Does the description disclose side effects, auth requirements, rate limits, or destructive behavior?

With no annotations provided, the description carries the full burden of behavioral disclosure. It describes what is returned (full content, attachments, messages) but lacks details on error handling, rate limits, authentication needs, or whether it's read-only (implied by 'Get' but not explicit). This is adequate but has clear gaps for a tool with no annotations.

Agents need to know what a tool does to the world before calling it. Descriptions should go beyond structured annotations to explain consequences.

Conciseness5/5

Is the description appropriately sized, front-loaded, and free of redundancy?

The description is two concise sentences with zero waste: the first states the purpose and parameter, the second specifies the return values. It is front-loaded and every sentence earns its place.

Shorter descriptions cost fewer tokens and are easier for agents to parse. Every sentence should earn its place.

Completeness4/5

Given the tool's complexity, does the description cover enough for an agent to succeed on first attempt?

Given the tool's low complexity (one parameter, no output schema, no annotations), the description is mostly complete. It covers purpose, parameter context, and return values. However, without annotations or output schema, it could benefit from more behavioral details (e.g., error cases), preventing a perfect score.

Complex tools with many parameters or behaviors need more documentation. Simple tools need less. This dimension scales expectations accordingly.

Parameters4/5

Does the description clarify parameter syntax, constraints, interactions, or defaults beyond what the schema provides?
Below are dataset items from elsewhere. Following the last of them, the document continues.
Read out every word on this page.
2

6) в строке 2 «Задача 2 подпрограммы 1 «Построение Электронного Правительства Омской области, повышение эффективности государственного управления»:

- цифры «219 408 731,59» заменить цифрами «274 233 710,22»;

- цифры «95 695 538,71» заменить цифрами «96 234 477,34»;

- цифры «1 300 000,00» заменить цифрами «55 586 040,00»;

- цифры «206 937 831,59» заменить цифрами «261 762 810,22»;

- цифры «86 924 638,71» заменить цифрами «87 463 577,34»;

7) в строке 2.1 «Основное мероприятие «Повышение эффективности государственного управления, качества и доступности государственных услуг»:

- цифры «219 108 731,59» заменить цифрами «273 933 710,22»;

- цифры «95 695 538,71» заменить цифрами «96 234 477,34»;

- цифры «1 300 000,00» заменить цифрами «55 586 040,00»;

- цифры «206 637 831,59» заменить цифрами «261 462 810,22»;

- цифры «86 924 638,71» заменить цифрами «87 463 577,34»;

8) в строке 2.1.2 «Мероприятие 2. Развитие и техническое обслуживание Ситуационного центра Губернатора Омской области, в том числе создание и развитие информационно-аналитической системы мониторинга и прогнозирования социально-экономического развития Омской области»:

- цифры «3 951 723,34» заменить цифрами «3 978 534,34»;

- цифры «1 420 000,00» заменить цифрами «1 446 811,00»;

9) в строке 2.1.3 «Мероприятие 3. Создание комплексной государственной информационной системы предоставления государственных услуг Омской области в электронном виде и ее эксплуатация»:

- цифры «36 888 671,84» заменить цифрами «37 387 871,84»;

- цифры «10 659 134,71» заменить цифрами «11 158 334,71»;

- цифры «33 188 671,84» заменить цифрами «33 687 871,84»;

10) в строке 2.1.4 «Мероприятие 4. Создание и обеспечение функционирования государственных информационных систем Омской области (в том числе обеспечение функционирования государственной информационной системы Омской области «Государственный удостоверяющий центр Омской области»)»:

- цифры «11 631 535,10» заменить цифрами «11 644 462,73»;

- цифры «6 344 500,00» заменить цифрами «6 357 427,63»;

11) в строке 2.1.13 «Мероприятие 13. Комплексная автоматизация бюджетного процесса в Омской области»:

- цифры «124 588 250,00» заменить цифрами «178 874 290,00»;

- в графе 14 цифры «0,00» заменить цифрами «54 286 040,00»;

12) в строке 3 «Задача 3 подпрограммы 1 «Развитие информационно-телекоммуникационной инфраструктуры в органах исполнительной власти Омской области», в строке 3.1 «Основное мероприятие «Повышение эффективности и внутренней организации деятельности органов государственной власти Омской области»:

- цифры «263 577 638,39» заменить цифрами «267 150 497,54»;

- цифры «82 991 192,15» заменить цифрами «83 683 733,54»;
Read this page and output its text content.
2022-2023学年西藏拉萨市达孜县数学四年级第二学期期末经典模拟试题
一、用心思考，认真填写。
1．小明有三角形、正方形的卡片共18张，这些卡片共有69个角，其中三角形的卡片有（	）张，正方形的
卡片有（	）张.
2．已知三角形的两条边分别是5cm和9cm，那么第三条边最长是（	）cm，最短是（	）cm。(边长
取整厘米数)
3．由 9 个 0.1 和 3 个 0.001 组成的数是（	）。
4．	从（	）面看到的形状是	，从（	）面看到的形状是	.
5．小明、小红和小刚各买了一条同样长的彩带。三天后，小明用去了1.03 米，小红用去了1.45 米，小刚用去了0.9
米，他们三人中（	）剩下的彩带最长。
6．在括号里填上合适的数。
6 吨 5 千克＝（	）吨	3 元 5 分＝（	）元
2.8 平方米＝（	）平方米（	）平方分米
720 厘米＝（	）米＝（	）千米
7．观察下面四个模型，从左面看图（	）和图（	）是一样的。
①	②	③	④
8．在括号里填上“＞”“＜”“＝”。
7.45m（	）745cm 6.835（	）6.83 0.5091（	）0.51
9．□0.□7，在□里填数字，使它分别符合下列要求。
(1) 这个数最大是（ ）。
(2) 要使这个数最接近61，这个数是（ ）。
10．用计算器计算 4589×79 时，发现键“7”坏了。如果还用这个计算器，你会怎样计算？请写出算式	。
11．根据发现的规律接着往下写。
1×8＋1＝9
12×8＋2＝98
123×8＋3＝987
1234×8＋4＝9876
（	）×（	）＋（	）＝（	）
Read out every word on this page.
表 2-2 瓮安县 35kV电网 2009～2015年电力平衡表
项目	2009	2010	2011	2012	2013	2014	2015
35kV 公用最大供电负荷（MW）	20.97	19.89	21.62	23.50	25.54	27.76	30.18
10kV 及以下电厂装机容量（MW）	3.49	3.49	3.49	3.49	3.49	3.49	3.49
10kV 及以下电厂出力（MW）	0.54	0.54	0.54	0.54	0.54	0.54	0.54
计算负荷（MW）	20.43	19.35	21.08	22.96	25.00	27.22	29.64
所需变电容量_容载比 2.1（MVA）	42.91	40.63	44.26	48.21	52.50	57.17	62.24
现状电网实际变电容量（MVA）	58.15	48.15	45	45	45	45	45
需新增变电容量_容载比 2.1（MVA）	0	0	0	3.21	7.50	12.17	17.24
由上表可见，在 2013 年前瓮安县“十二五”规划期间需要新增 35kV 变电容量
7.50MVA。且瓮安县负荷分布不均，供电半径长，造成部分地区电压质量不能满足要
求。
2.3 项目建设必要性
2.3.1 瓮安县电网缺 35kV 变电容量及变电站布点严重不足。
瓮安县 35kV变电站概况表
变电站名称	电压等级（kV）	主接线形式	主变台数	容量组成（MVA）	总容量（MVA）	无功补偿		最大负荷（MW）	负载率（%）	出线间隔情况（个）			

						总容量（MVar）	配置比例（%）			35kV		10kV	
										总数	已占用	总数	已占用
Schema description coverage is 100%, so the schema already documents the single parameter. The description adds value by clarifying the parameter's purpose ('Get full content of an email thread by ID') and indirectly linking it to search_gmail, but does not provide additional syntax or format details beyond the schema. With only one parameter, a baseline of 4 is appropriate.

Input schemas describe structure but not intent. Descriptions should explain non-obvious parameter relationships and valid value ranges.

Purpose5/5

Does the description clearly state what the tool does and how it differs from similar tools?

The description clearly states the specific action ('Get full content'), resource ('an email thread by ID'), and scope ('complete email body, attachments info, and all messages in the thread'), distinguishing it from sibling tools like search_gmail which likely returns metadata or summaries rather than full content.

Agents choose between tools based on descriptions. A clear purpose with a specific verb and resource helps agents select the right tool.

Usage Guidelines4/5

Does the description explain when to use this tool, when not to, or what alternatives exist?

The description implies usage context by specifying 'get this from search_gmail results' in the schema, suggesting this tool is used after search_gmail to retrieve detailed content. However, it does not explicitly state when not to use it or name alternatives, keeping it from a perfect score.

Agents often have multiple tools that could apply. Explicit usage guidance like "use X instead of Y when Z" prevents misuse.